A cylindrical proportional counter based on a noble gas was designed to accurately measure low-energy X-ray radiation. The detection capability of the proportional counter with different gases and geometries was calculated through the Monte Carlo method. The optimal filling gas and applicable pipe diameter were determined according to the results of the Monte Carlo simulation. Then, energy calibration was performed at the monoenergetic X-ray radiation facility (MXRF) based on Bragg diffraction, and the energy calibration results were verified using the radionuclides 241Am and 129I. The relative deviation of the theoretical and measured values of the energy does not exceed 1.4%, and the energy resolution of the designed proportional counter is approximately 10%. It was proved that the linearity of the channel and energy of the proportional counter can be used for energy spectrum analysis, and the proportional counter has a good radionuclide recognition capability. Finally, the detection efficiency of the designed proportional counter was simulated and verified at multiple energy points.
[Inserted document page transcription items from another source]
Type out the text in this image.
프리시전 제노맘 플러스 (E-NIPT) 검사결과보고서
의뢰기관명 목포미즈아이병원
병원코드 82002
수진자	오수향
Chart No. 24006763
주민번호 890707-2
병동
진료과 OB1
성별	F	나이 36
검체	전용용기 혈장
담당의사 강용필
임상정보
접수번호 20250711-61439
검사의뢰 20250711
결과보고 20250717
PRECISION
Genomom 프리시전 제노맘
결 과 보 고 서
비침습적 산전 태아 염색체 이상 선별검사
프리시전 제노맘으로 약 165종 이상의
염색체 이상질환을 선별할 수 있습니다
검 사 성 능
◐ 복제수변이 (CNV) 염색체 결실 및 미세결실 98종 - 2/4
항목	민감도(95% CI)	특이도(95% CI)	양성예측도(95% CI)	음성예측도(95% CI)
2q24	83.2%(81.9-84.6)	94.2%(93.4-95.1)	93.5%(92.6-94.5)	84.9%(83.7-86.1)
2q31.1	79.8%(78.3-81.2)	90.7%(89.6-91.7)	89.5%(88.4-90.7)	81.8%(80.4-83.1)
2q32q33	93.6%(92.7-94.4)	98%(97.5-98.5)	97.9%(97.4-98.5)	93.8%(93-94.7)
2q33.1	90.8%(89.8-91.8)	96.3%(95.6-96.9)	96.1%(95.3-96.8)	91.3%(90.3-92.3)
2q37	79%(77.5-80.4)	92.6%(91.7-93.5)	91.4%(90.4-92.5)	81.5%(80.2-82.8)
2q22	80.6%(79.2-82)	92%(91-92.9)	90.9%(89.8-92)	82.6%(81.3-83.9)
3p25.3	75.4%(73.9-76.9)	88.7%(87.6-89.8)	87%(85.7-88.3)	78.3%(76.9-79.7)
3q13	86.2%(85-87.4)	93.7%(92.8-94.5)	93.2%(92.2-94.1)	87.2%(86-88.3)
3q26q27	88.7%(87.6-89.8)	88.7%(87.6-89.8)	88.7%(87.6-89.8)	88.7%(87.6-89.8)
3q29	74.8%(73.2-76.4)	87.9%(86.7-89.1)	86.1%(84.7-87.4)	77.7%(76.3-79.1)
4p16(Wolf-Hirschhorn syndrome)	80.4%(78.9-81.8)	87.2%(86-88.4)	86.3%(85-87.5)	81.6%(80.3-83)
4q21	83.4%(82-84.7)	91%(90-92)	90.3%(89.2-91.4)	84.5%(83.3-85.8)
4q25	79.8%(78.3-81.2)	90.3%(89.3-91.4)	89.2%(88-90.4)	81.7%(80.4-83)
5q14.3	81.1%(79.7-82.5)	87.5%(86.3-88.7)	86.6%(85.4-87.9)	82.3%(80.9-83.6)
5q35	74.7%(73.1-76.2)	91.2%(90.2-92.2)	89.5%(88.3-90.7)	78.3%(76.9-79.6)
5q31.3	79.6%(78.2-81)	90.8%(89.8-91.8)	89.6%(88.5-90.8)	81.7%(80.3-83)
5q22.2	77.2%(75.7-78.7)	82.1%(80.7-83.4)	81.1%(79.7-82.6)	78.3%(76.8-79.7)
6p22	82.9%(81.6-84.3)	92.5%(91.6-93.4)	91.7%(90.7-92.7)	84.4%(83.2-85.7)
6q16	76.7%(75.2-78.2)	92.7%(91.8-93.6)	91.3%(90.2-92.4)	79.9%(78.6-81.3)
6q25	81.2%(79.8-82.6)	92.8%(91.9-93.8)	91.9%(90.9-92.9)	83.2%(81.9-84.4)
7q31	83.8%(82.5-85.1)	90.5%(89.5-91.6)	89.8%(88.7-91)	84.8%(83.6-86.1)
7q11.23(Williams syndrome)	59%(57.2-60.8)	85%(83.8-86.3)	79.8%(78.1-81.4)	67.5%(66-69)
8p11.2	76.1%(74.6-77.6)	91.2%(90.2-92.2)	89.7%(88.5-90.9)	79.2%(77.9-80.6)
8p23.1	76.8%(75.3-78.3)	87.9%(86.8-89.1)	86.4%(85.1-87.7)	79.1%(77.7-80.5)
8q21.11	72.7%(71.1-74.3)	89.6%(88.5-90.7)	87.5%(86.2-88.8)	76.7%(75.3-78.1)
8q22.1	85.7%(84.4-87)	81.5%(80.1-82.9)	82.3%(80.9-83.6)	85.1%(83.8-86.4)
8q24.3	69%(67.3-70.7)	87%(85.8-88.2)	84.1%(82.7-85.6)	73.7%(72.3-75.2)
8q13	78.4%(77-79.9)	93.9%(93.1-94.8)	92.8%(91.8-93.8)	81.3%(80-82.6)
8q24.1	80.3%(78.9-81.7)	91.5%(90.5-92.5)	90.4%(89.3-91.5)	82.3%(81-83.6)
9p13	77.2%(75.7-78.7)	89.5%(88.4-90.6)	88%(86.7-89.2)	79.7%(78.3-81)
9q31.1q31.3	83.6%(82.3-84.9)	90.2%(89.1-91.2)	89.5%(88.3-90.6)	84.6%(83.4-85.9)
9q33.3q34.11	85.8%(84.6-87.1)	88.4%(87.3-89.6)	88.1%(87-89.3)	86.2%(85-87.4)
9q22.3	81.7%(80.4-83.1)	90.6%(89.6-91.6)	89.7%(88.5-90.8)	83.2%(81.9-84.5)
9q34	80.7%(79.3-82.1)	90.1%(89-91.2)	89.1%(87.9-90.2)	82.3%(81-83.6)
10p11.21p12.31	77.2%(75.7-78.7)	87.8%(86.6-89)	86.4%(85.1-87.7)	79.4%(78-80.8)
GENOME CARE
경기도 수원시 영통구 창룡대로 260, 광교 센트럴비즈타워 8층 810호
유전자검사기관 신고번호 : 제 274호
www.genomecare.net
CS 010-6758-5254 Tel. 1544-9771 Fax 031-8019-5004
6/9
A detection efficiency calculation model was established through MCNP5, and the detection efficiency of the proportional counter was measured at the MXRF. The results of the experiment and simulation showed that the proportional counter could reach a highest detection efficiency of 92% in the low-energy region. The average deviation between the experiment and simulation was 1.63% at 10–34 keV and 3.90% at 34–75 keV. The proportional counter can be used for measurement and application of X-rays in the low-energy region.